When I start teaching aerobatics to a pilot, one of the first things we discuss is when and where aerobatics are allowed. Or, more accurately, where they are prohibited. As anyone who’s familiar with government regulation will attest, the Code of Federal Regulations doesn’t tell you what you can do. It only tells you what you cannot do.
One of the places aerobatics are prohibited is “within the lateral boundaries of the surface areas of a Class B, Class C, Class D, or Class E designated for an airport.” Anyone who flies acro should know this. And, to me at least, the definition of a surface area was always crystal clear: it meant airspace that extended down to the surface of the earth.
What other meaning could there be?
Apparently, for about seven years, the FAA has been operating under a different definition of “surface area” than the rest of us. Their interpretation meant that the lateral boundaries of B, C, D, and E airspace were, for all intents and purposes, extended down to the surface of the earth everywhere. If you saw controlled airspace on a terminal or sectional chart, aerobatics were prohibited anywhere within the lateral boundaries, regardless of altitude.

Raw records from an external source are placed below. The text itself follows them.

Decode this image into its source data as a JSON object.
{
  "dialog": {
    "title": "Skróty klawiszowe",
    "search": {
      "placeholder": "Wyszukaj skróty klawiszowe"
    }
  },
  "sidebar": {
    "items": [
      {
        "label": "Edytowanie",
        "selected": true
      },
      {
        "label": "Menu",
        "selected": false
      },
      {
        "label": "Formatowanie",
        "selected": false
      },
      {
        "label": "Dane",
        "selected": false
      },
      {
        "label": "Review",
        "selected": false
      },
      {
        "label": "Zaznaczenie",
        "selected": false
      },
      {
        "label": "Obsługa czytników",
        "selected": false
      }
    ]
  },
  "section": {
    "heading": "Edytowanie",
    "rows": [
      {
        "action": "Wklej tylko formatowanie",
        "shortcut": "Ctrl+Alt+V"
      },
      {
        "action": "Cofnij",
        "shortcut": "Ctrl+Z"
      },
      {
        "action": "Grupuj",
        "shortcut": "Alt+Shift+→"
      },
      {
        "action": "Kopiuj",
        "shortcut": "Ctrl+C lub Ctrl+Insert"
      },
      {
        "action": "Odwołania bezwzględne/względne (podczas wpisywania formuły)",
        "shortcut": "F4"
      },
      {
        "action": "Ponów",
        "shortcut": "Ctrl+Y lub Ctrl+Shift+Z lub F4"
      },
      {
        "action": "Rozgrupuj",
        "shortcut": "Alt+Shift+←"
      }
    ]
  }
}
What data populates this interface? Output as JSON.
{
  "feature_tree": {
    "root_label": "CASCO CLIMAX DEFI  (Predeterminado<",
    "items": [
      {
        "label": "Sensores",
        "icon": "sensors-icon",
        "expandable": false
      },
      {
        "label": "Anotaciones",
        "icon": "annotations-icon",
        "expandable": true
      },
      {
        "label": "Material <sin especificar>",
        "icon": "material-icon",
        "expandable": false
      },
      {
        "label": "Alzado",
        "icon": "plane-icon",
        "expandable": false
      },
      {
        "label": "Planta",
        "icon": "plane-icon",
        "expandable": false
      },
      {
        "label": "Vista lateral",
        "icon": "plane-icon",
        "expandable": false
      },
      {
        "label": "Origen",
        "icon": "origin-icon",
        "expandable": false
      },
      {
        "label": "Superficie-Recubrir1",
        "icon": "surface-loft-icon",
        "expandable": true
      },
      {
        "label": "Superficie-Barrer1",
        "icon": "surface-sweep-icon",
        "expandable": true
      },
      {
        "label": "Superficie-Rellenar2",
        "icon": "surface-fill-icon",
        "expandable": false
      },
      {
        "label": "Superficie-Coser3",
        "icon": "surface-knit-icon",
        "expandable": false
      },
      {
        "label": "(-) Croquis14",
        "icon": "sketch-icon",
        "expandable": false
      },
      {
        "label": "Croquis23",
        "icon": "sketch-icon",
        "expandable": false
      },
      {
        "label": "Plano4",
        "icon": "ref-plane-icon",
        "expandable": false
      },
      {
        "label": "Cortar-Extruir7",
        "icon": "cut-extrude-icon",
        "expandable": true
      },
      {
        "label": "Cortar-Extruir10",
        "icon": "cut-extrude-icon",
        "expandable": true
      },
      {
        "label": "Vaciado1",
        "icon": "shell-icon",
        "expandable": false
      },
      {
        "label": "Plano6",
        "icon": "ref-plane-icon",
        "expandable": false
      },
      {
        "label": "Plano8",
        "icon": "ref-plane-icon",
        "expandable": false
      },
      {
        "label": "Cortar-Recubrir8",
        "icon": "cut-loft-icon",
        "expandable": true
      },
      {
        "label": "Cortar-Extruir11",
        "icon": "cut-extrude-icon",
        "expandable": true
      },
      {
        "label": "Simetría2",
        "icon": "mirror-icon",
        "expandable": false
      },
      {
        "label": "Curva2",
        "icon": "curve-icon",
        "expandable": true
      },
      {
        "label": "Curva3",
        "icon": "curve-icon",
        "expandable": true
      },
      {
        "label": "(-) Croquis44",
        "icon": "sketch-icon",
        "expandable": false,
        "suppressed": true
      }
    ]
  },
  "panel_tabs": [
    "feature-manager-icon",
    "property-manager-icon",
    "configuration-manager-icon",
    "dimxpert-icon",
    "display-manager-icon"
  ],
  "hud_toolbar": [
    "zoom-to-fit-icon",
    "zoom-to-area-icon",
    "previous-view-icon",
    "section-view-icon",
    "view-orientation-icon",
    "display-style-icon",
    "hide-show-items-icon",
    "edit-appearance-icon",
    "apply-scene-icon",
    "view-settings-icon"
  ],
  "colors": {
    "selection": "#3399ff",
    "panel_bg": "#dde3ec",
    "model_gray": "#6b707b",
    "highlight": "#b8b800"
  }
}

This definition makes no sense. We refer to the dashed magenta lines on a VFR chart as defining a “class E surface area”. The charts actually use an abbreviation, “SFC”, to represent surface areas in class B and C airspace. Finally, there’s the issue of class E airspace. This is airspace that, while controlled, is usually not directly depicted on a sectional or terminal chart. If all class E airspace were to extend to the surface when aerobatics is considered, aerobatics would prohibited absolutely everwhere. No matter where you stick your finger on a chart — any chart — class E airspace exists at some altitude in that place. It may start at the surface, 700 feet, 1200 feet, 14,500 feet, or some other arbitrary altitude, but it exists there. Extend it to the surface, and the entire face of the earth becomes a “no fly” zone for aerobatics.
Is it possible someone at the FAA didn’t think this through?
Class E issues aside, the FAA would have been busting pilots left and right for violating this regulation if that definition were enforced. Aerobatic pilots practice out over the water southwest of Long Beach harbor (between, but not on, V8-64 and V21) all the time. It sits directly underneath a shelf of class B airspace that extends from 8000 to 10,000 feet MSL:
The good news is that an EAA member from Minnesota didn’t just blindly accept this interpretation.
The issue “re-surfaced” late last year when Robert Hucker, EAA 443420, Lakeville , Minnesota , filed a petition in advance of the Minneapolis (MSP) Class B airspace expansion slated to go live February 16. That expansion increased MSP’s Class B radius from 20 nm to as much as 30 nm in some areas, including over an aerobatic practice area 25 miles southwest of the airport used frequently by many local aerobatic pilots. Hucker used EAA’s 1998 petition as a basis for filing his petition.
“The (1999 FAA) explanation to EAA’s petition didn’t seem right to me,” Hucker said. “Plus use of the term, ‘surface area,’ was inconsistent, so I decided to put together some facts and file my own petition.” During his fact-finding process, Hucker discovered EAA’s 1998 petition at the MSP Flight Service District Office (FSDO) and used that as the basis of his argument.
In a March 7 letter, Rebecca MacPherson, FAA Assistant Chief Council, Regulations, wrote in a letter to Hucker, “Upon review, we conclude that the EAA was indeed correct in its understanding of ‘surface areas.’ In responding to your inquiry, we concluded that our 1999 interpretation was inconsistent with the term ‘surface area’ as used by Air Traffic Organization (ATO) airspace planners to describe only airspace that touches the surface of the earth.”
I’m glad someone has been pursuing this. I didn’t even know this interpretation of “surface area” existed, and I’m a very active instructor and competition aerobatic pilot. I read everything I can get my hands on. Accident reports, newsletters, aviation forums, FAA publications.
It leaves me wondering what other interesting FAA interpretations are lurking out there.
Here’s another oddball FAA interpretation: “known icing conditions”. Given the emphemeral nature of icing, I believe the appropriate parsing is ‘known icing’ conditions — that is, areas where PIREPs disclose that icing is actually occurring.
The FAA, in its inifinite wisdom, parses the phrase as known ‘icing conditions’, which it defines as visible moisture above the freezing level. There are many places where visible moisture below 32 degrees fareniheit yield no ice, yet the feds threaten to bust us if we go flying in them with an aircraft not certified for known icing.